As you focus each day on succeeding at the task in hand that will add value to your organisation alone, I’m paid to start my day from a basic premise of ’I don’t know anything’ and ask you the questions that matter.

The ability to acknowledge that no one person has all the answers, asking the right questions, then summarising and applying the resulting information are not just the most potent weapons in a journalist’s skillset. They’re invaluable to business leaders too.
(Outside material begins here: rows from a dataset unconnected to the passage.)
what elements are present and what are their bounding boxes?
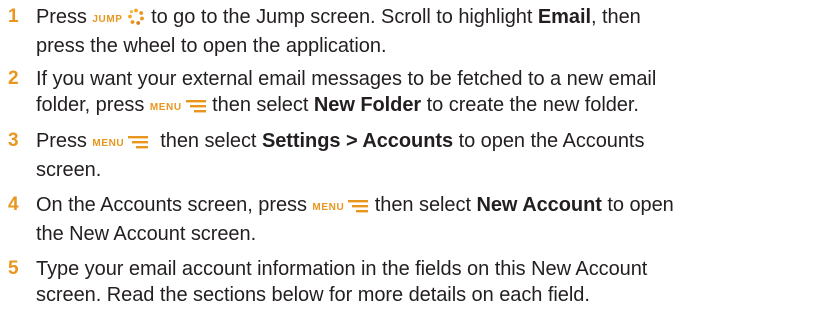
- text-run: On the Accounts screen, press: [36, 194, 313, 216]
- bold-term: New Folder: [313, 94, 422, 116]
- menu-lines-icon: [347, 195, 369, 221]
- text-run: to open: [601, 194, 674, 216]
- step-line: If you want your external email messages…: [36, 68, 657, 90]
- step-line: On the Accounts screen, press MENU then …: [36, 192, 831, 221]
- text-run: to create the new folder.: [421, 94, 639, 116]
- menu-key: MENU: [312, 192, 369, 221]
- step-text: Press MENU then select Settings > Accoun…: [36, 128, 831, 183]
- bold-term: New Account: [476, 194, 602, 216]
- bold-term: Settings: [261, 130, 341, 152]
- text-run: Press: [36, 6, 93, 28]
- text-run: then select: [369, 194, 477, 216]
- menu-key: MENU: [92, 128, 149, 157]
- step-number: 3: [8, 130, 19, 151]
- menu-lines-icon: [127, 131, 149, 157]
- jump-key-label: JUMP: [92, 14, 123, 25]
- menu-lines-icon: [185, 95, 207, 121]
- step-number: 1: [8, 6, 19, 27]
- step-text: Press JUMP to go to the Jump screen. Scr…: [36, 4, 831, 59]
- text-run: then select: [206, 94, 314, 116]
- step-number: 2: [8, 68, 19, 89]
- step-line: screen. Read the sections below for more…: [36, 284, 590, 306]
- step-line: the New Account screen.: [36, 223, 257, 245]
- step-text: On the Accounts screen, press MENU then …: [36, 192, 831, 247]
- step-line: folder, press MENU then select New Folde…: [36, 92, 831, 121]
- bold-term: Email: [537, 6, 592, 28]
- text-run: Press: [36, 130, 93, 152]
- jump-key: JUMP: [92, 4, 145, 33]
- step-line: press the wheel to open the application.: [36, 35, 387, 57]
- step-text: Type your email account information in t…: [36, 256, 831, 308]
- menu-key-label: MENU: [312, 202, 345, 213]
- step-line: Press MENU then select Settings > Accoun…: [36, 128, 831, 157]
- step-number: 4: [8, 194, 19, 215]
- jump-dots-icon: [126, 7, 146, 33]
- step-text: If you want your external email messages…: [36, 66, 831, 121]
- step-line: Press JUMP to go to the Jump screen. Scr…: [36, 4, 831, 33]
- menu-key-label: MENU: [149, 102, 182, 113]
- text-run: to open the Accounts: [453, 130, 645, 152]
- step-line: Type your email account information in t…: [36, 258, 648, 280]
- menu-key-label: MENU: [92, 138, 125, 149]
- text-run: to go to the Jump screen. Scroll to high…: [145, 6, 538, 28]
- bold-separator: >: [340, 130, 363, 152]
- step-line: screen.: [36, 159, 102, 181]
- step-number: 5: [8, 258, 19, 279]
- bold-term: Accounts: [362, 130, 454, 152]
- text-run: then select: [149, 130, 262, 152]
- text-run: , then: [591, 6, 641, 28]
- text-run: folder, press: [36, 94, 150, 116]
- menu-key: MENU: [150, 92, 207, 121]
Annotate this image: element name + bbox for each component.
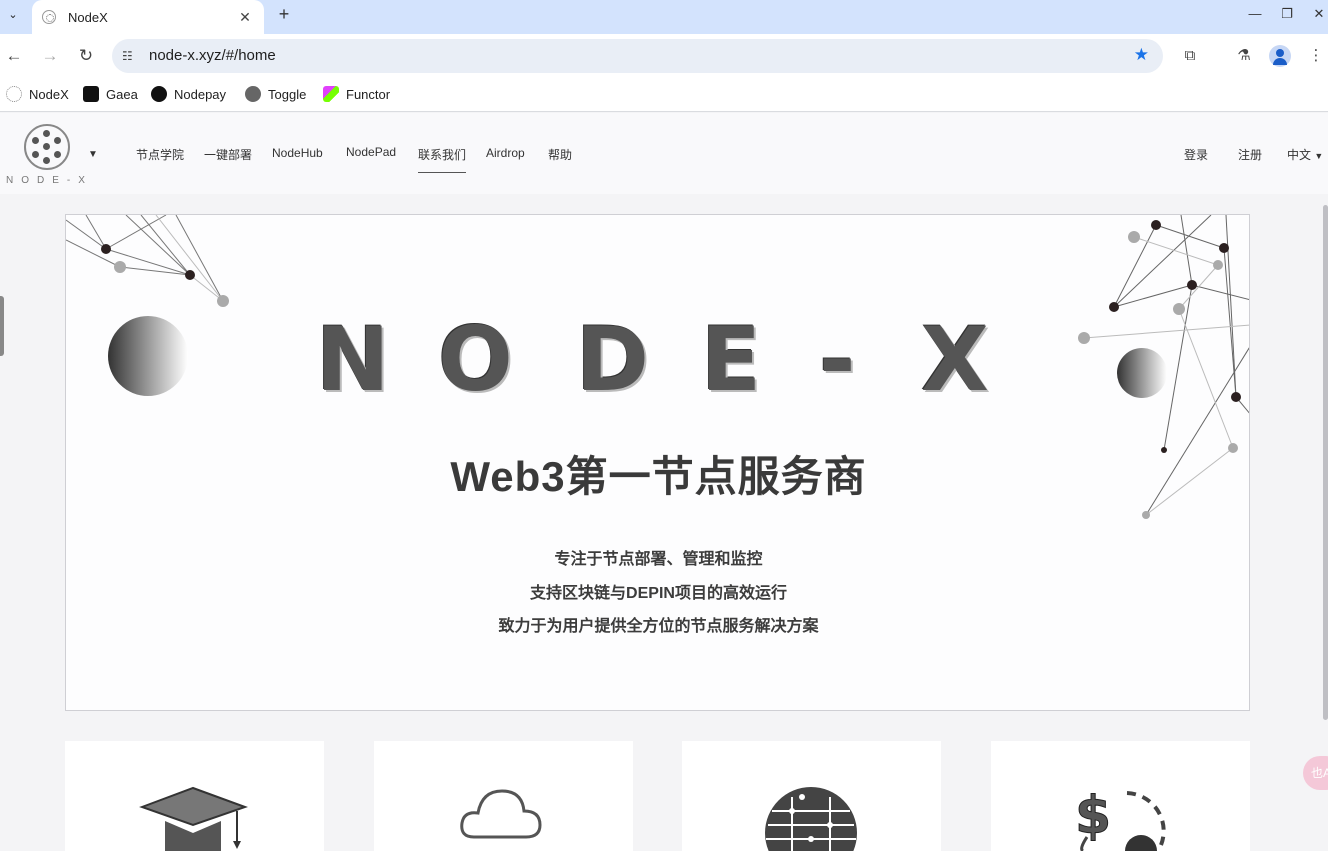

But it’s difficult to find a business that is willing to publicly acknowledge it has plenty to learn and room to improve. And it is even more difficult to find an organisation willing to share openly either its challenges or the wealth of insight discovered by those brave enough to ask the questions. So I applaud Heineken, O2 and Aviva for collaborating in the past 12 months on improving their marketing capability.

It’s incredibly refreshing to see three non-competing brands of this size meeting regularly to share experiences, challenges and solutions to see if they can benefit not just one another but marketing capability across the industry.

Gaining the benefits requires each one to be open, honest and willing to share. All three say it’s worth it. Now they are looking to open the collaborative community to more brands. Basically, they’re giving themselves the chance to enjoy ’the editor’s view’.

It’s worth noting where this collaboration was born. Michelle Keaney, head of marketing capability at Heineken UK, was one of last year’s scholars at the Marketing Academy run by the Marketing Hall of Legends and sponsored by Marketing Week. Keaney says the collaboration actually emerged from conversations had by marketers from each brand directly involved in the Marketing Academy. I’m not surprised.

I spent all of Monday with the 28 scholars on this year’s programme. All of them were as intelligent and hungry to learn as Keaney and co and just as willing to share. They obviously benefit from the world-class business leaders the Marketing Academy puts in front of them as mentors, but they also recognise the opportunity to develop their skills in conjunction with one another.